Troy Maxson is the protagonist in the Play, Fences. He is a 53-year-old, African American guy who works in a sanitation department, loading garbage into lorries. He used to play baseball. Maxson's athletic ability went down before blacks were accepted to play in the Major League. Troy is strong, hard-working, and loves to tell fanciful and compelling stories and truth twisting. He is the breadwinner in his family and plays a big role in their 35-year friendship with Jim Bono, who is his fellow worker at the sanitation. Maxson's character is the core within which every other relationship in the play gathers around. Troy is the father of Lyons and Cory. Rose is his wife and the mother of the children. Gabriel is his brother. Troy can be described as a tragic hero in the manner in which he is excessively proud of his role as a breadwinner. He is so much depressed by his continuous hard work for a very long time with very meager progress. In many times, the character fails to offer support and love that means a lot to his family and loved ones.
Troy Maxson House Dissatisfaction
In Act One, scene One, Troy describes the kind of house he used to stay in on Logan Street that got swept away by wind during winter. He tries to compare that house and the one he is living in at the time of play. He claims that he used to think that only white folks could live in houses with toilets and things. In response, his wife, Rose says that there are a lot of people who dont know that they can do better than they are doing. From this excerpt, it is clear that many people, like Troy, used to, are leaving in dissatisfaction. Troy says that he only thought that only white men could live in houses with toilets, this indicates the kind of racism and discrimination that exists in the setup that makes the blacks dissatisfied.
Fences: Theme of Dissatisfaction
Considering the term dissatisfaction as a theme, there are many instances in the play where the protagonist is found in such a situation of dissatisfaction. Dissatisfaction is the theme that causes several troubles in the play. Troy Maxson who is the protagonist in the play is so much dissatisfied with the kind of life he is leading. He is so disappointed that his dreams of pro baseball got were thwarted by racism in the country. He feels unfulfilled and entangled in his garbage collection job. He is also constantly disappointed by the fact that his son, Lyons doesn't love work and sees no value in it. Troy loves his wife Rose, but in the play, he finds himself in love with another woman (Act 2). The play, explains how this theme of dissatisfaction can create a behavior that destroys the life of a person and the lives of those around them and the ones they care about.
Troy Maxson Relationship With Father
The painful memories of Troy offer a context that helps the reader understand how dissatisfied the character is in his life. Troy's father was a flopped sharecropper like many other black men after slavery was abolished. Maxson says that his father was so evil-minded that no woman could stay with him for a very long time and that made him grow up motherless most of the time his life. When he was 14, his father realized that his mule had taken off and Troy was supposedly taking care of it. Troy's father then found him with a lady he was having a crush on. He then ruthlessly beat Troy. Troy just thought that his father was angry at him for disobedience, but the old man went further and raped the lady. From that moment, Troy became afraid of his father. At the time of the play, Troy sees himself as a man enough and can no longer stay with his evil father. In this instance, Troy is dissatisfied with his father as a result of abuse and conflict. This makes him leave his father to try to change the situation.
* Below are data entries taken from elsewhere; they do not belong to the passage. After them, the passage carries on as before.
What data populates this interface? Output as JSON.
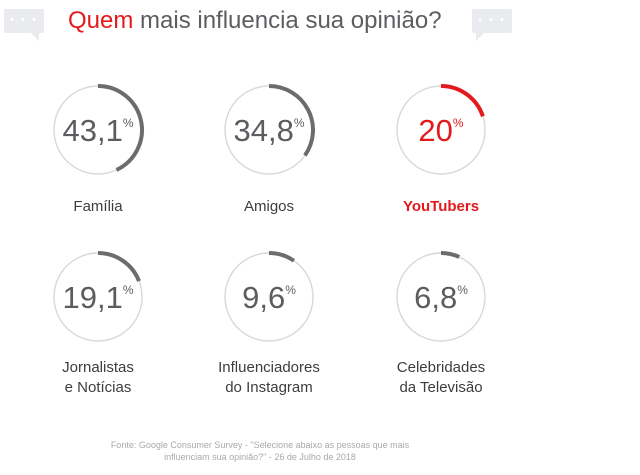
{
  "header": {
    "title_accent": "Quem",
    "title_rest": " mais influencia sua opinião?",
    "bubble_dots": "• • •"
  },
  "colors": {
    "accent": "#e31a1c",
    "default_arc": "#6b6c6e",
    "track": "#d8d8d8",
    "text": "#5b5d60"
  },
  "chart_data": {
    "type": "donut-grid",
    "title": "Quem mais influencia sua opinião?",
    "unit": "%",
    "items": [
      {
        "value_text": "43,1",
        "value": 43.1,
        "label_lines": [
          "Família"
        ],
        "highlight": false
      },
      {
        "value_text": "34,8",
        "value": 34.8,
        "label_lines": [
          "Amigos"
        ],
        "highlight": false
      },
      {
        "value_text": "20",
        "value": 20,
        "label_lines": [
          "YouTubers"
        ],
        "highlight": true
      },
      {
        "value_text": "19,1",
        "value": 19.1,
        "label_lines": [
          "Jornalistas",
          "e Notícias"
        ],
        "highlight": false
      },
      {
        "value_text": "9,6",
        "value": 9.6,
        "label_lines": [
          "Influenciadores",
          "do Instagram"
        ],
        "highlight": false
      },
      {
        "value_text": "6,8",
        "value": 6.8,
        "label_lines": [
          "Celebridades",
          "da Televisão"
        ],
        "highlight": false
      }
    ]
  },
  "footnote": {
    "lines": [
      "Fonte: Google Consumer Survey - \"Selecione abaixo as pessoas que mais",
      "influenciam sua opinião?\" - 26 de Julho de 2018"
    ]
  }
}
Relationship of Troy Maxson and Sons
Troy is also dissatisfied with the kind of life his son, Lyons is leading. The play describes how Lyons was only raised by a single parent, which is his mother, during the period when Troy was jailed. As seen in Act 3, this makes Lyons feel that his father has nothing to tell him and he has the right to make his own decision and make true his dreams of becoming a musician. Since his father was not there to nurture him, Lyons ends up borrowing money from his father; he doesn't demonstrate respect to him. Eventually, Cory leaves home in an almost similar situation with Maxson and his father.
Troy is also dissatisfied with the fact that his son, Cory is so much interested in football. He does not wish his son to go through the disappointment and hardship that he went through when he was pursuing his dream of becoming a baseball player, so he orders Cory to go to work after school rather than going to practice with his football team. This doesn't please Cory and as a result, a conflict develops between a father and a son.
From the play, we get to find that the protagonist undergoes several challenges in life which come from disappointment that range from history to the family. He struggles to find his way out of the situations throughout the play.
John C. Cothran. (2006). A Search of African American Life, Achievement and Culture: First Search. Stardate Publishing.
Wilson, August (1986). Fences: A Play (First ed.). New York: Plume.